Except then I had a brainwave.  Check out the registry office records.  At first I thought I was going to have to schlep all the way over to the register office in the cotton exchange with Suky in the buggy, but then I had a brainwave and checked the internet.  And yes, you can look up marriages online, then order a copy of the certificate by post – brilliant.

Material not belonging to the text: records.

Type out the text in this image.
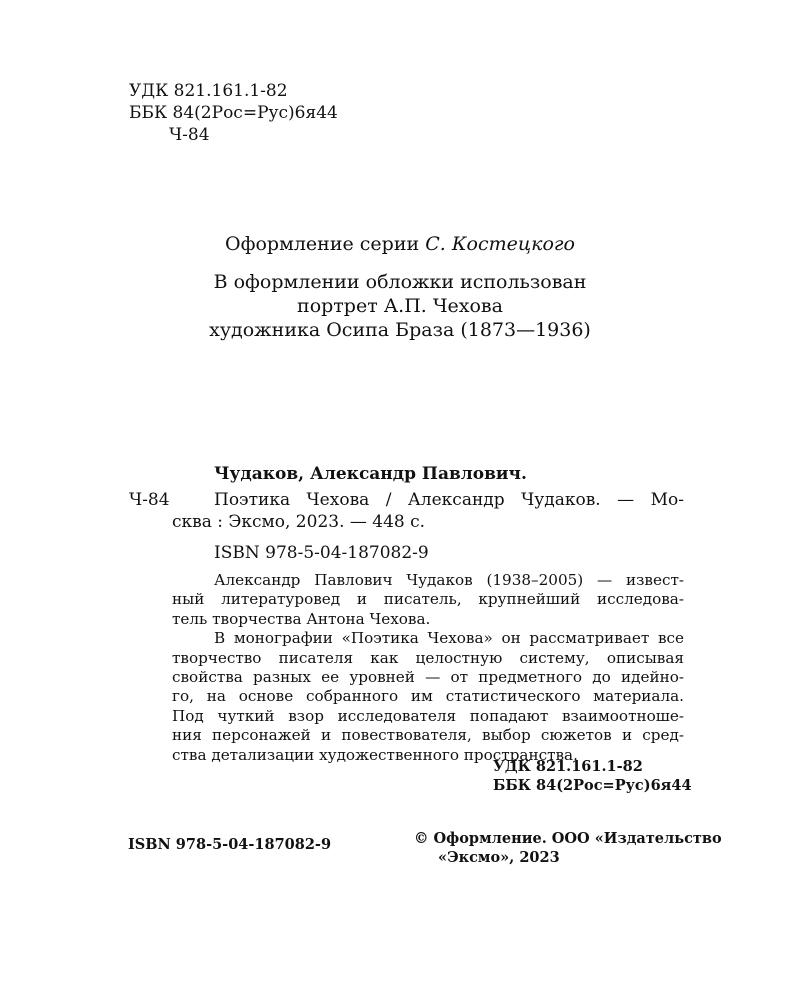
УДК 821.161.1-82
ББК 84(2Рос=Рус)6я44
Ч-84
Оформление серии С. Костецкого
В оформлении обложки использован
портрет А.П. Чехова
художника Осипа Браза (1873—1936)
Чудаков, Александр Павлович.
Ч-84	Поэтика Чехова / Александр Чудаков. — Мо-
сква : Эксмо, 2023. — 448 с.
ISBN 978-5-04-187082-9
Александр Павлович Чудаков (1938–2005) — извест-
ный литературовед и писатель, крупнейший исследова-
тель творчества Антона Чехова.
В монографии «Поэтика Чехова» он рассматривает все
творчество писателя как целостную систему, описывая
свойства разных ее уровней — от предметного до идейно-
го, на основе собранного им статистического материала.
Под чуткий взор исследователя попадают взаимоотноше-
ния персонажей и повествователя, выбор сюжетов и сред-
ства детализации художественного пространства.
УДК 821.161.1-82
ББК 84(2Рос=Рус)6я44
ISBN 978-5-04-187082-9	© Оформление. ООО «Издательство
«Эксмо», 2023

So the certificate arrived in the post a couple of days ago, and there it was: Mary Emmet was married to Shanta Rao Dutt on 6 June 1920 in the Liverpool Register Office.  So then I put “Shanta Rao Dutt” into google and you’re not going to believe this: they’re only doing a whole event about him in Liverpool this summer as part of the Liverpool 08 celebrations.  It’s being run by an organisation called Nutkhut, and when I looked them up I realised I’d seen one of their things a couple of years ago.  They did this show in 2006 called Bollywood Steps, where they had masses of dancers doing these amazing routines outside on the steps of the Catholic Cathedral, with fireworks, fountains, the lot.  I loved it – and even Harry got into it, to his own surprise!  So I’ve sent them an email to see if they can help me find out something about my great great aunt, since she was this guy’s missus.  They’re probably really busy, but hopefully they might be in touch with the family or something like that, and they can pass my message on.

Suky’s just woken up so I’ve got to go and make her tea now – I’ll keep you posted!